内縁関係と相続の関係、トラブル事例
大日本帝国憲法の家族制度の基本的な「家父長制度」も既にすっかり過去のものとなり、夫婦を世帯単位とする家族の形が平成の時代で一般化しました。
さらに現代では婚姻による家族単位も当たり前のものではなくなってきており、内縁関係など戸籍を同一にしない世帯も増えてきています。
いわゆる「内縁の妻」と言われる関係は、古くは結婚をしたくてもできない愛人関係や不倫関係によるものというイメージがありました。
しかしそれ以外にも、例えばお互いかつては別のパートナーと結婚をしていたが、高齢により死別をしたという二人が生活を同一にするために同居をする、というような関係も見られています。

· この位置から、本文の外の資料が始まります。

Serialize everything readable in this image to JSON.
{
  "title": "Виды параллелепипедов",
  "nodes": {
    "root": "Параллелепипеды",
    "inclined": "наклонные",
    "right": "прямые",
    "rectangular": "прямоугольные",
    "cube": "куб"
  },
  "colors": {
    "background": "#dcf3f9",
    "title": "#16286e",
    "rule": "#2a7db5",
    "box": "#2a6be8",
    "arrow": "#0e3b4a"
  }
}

他にも、婚姻届を出して戸籍が変更になってしまうと姓が変わってしまうのでそれを嫌って籍を入れなかったり、パートナーとの関係を対等にしたいがために事実婚という形を取ることもあるでしょう。
さらにはLGBTと言われる同性のパートナーとの生活を望む人も表に出るようになっており、家族の形として婚姻関係によらないものの方が多くなる、というときもいずれ訪れるのではないかと思われます。
そうした家族の形が変化していく一方で、法律はあくまでも「婚姻」や「家」を基本にして構成されています。

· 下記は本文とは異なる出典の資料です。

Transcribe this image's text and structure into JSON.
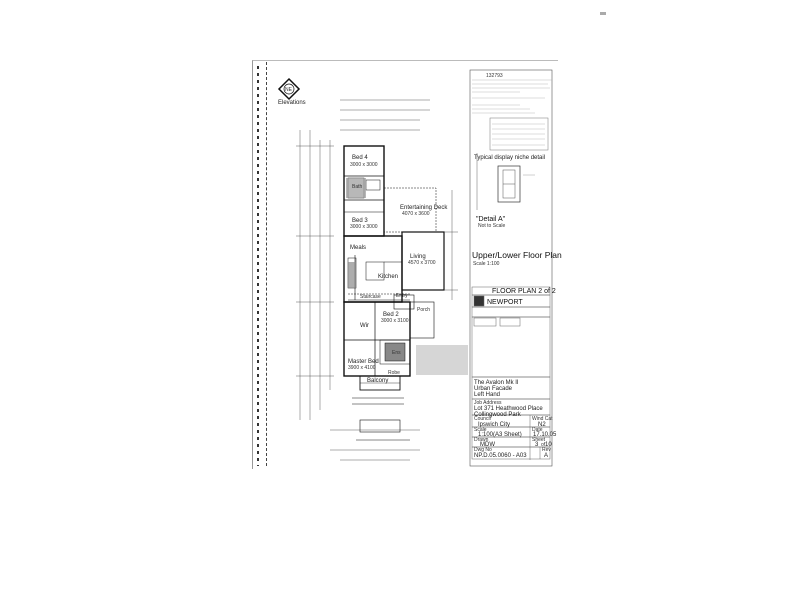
{
  "sheet": {
    "stamp": "132793",
    "elevations_label": "Elevations",
    "north_compass_label": "NE",
    "rooms": {
      "bed4": "Bed 4",
      "bed4_size": "3000 x 3000",
      "bath": "Bath",
      "bed3": "Bed 3",
      "bed3_size": "3000 x 3000",
      "entertaining": "Entertaining Deck",
      "entertaining_size": "4070 x 3600",
      "meals": "Meals",
      "living": "Living",
      "living_size": "4570 x 3700",
      "kitchen": "Kitchen",
      "entry": "Entry",
      "bed2": "Bed 2",
      "bed2_size": "3000 x 3100",
      "ens": "Ens",
      "wir": "Wir",
      "porch": "Porch",
      "master_bed": "Master Bed",
      "master_bed_size": "3900 x 4100",
      "balcony": "Balcony",
      "robe": "Robe",
      "staircase": "Staircase"
    },
    "detail_title": "Typical display niche detail",
    "detail_a": "\"Detail A\"",
    "detail_a_scale": "Not to Scale",
    "plan_title": "Upper/Lower Floor Plan",
    "plan_scale": "Scale 1:100",
    "floor_plan": "FLOOR PLAN 2 of 2",
    "company": "NEWPORT",
    "project": {
      "line1": "The Avalon Mk II",
      "line2": "Urban Facade",
      "line3": "Left Hand"
    },
    "address": {
      "label": "Job Address",
      "line1": "Lot 371 Heathwood Place",
      "line2": "Collingwood Park"
    },
    "council_label": "Council",
    "council": "Ipswich City",
    "wind_label": "Wind Cat",
    "wind": "N2",
    "scale_label": "Scale",
    "scale": "1:100(A3 Sheet)",
    "date_label": "Date",
    "date": "17.10.05",
    "drawn_label": "Drawn",
    "drawn": "MDW",
    "sheet_label": "Sheet",
    "sheet_no": "3",
    "sheet_of": "of",
    "sheet_total": "10",
    "dwg_label": "Dwg No",
    "dwg_no": "NP.D.05.0060 - A03",
    "rev_label": "Rev",
    "rev": "A"
  }
}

そのためいくら長年生計を同一にしたパートナーがいても、それは法律における婚姻関係のような相続権を得ることができないケースが見られたのです。
生前はそうしたことを気にせず生活できていたのに、片方が先に亡くなった途端財産のほとんどを顔も見たことがなかった親族にごっそり持っていかれてしまった、というような事例もあります。
相続させるには
法律として明文化されているわけではありませんが、現在の流れとして婚姻届などの手続き面よりも事実関係を重視する方向になってきています。

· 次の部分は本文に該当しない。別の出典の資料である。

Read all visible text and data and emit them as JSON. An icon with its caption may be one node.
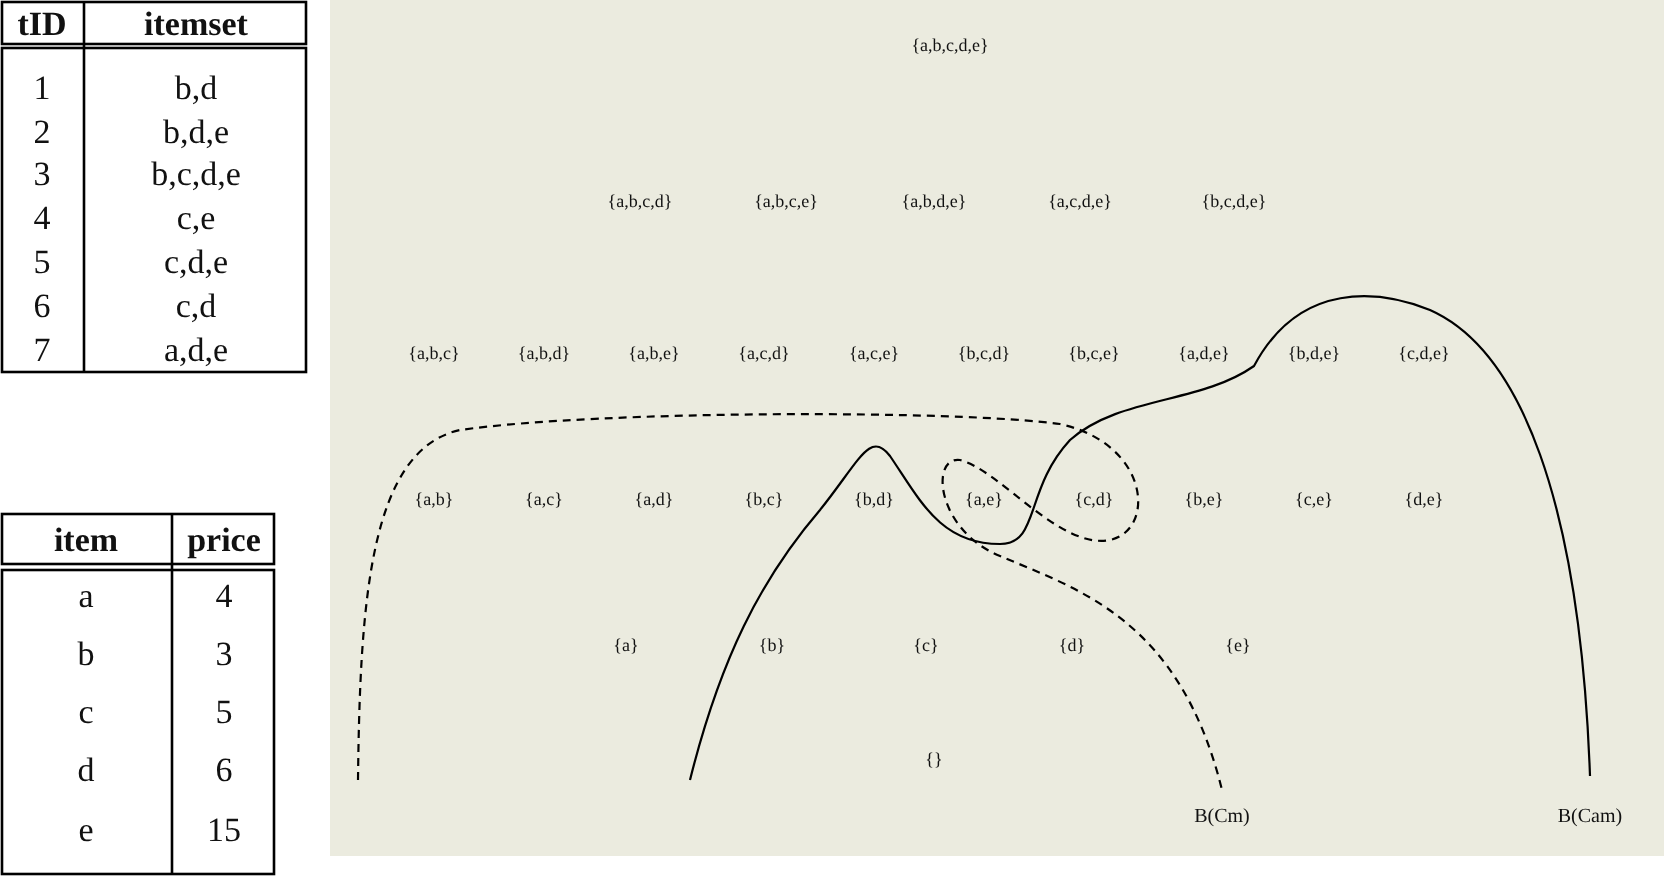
{
  "diagram": {
    "labels": [
      "tID",
      "itemset",
      "1",
      "b,d",
      "2",
      "b,d,e",
      "3",
      "b,c,d,e",
      "4",
      "c,e",
      "5",
      "c,d,e",
      "6",
      "c,d",
      "7",
      "a,d,e",
      "item",
      "price",
      "a",
      "4",
      "b",
      "3",
      "c",
      "5",
      "d",
      "6",
      "e",
      "15",
      "{a,b,c,d,e}",
      "{a,b,c,d}",
      "{a,b,c,e}",
      "{a,b,d,e}",
      "{a,c,d,e}",
      "{b,c,d,e}",
      "{a,b,c}",
      "{a,b,d}",
      "{a,b,e}",
      "{a,c,d}",
      "{a,c,e}",
      "{b,c,d}",
      "{b,c,e}",
      "{a,d,e}",
      "{b,d,e}",
      "{c,d,e}",
      "{a,b}",
      "{a,c}",
      "{a,d}",
      "{b,c}",
      "{b,d}",
      "{a,e}",
      "{c,d}",
      "{b,e}",
      "{c,e}",
      "{d,e}",
      "{a}",
      "{b}",
      "{c}",
      "{d}",
      "{e}",
      "{}",
      "B(Cm)",
      "B(Cam)"
    ]
  }
}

事実婚として長年一緒に連れ添ったという実績があれば、婚姻届の有無にかかわらず相続権を一部認めようという判決も出ました。
しかしそれも確実なものではなく、一緒に生活をしてきたということを証明しなければならないなど、非常にハードルは高くなっています。
事実婚など内縁関係にある人がいる場合、成り行きに任せるのではなく、生前より財産管理をしっかり行っていくということが大切になるでしょう。
自分の死後パートナーが経済的に困窮しないようにするためには、まずお互いの口座に財産を分割しておいたり、あるいは生前贈与という形で名義の書き換えをしておくということが対策となります。
ただし生前贈与についても、不用意に行ってしまうと相続が発生したときに法定相続人から返還を求められることもありますので、できるだけ弁護士など第三者を通して確実に行っていくようにしましょう。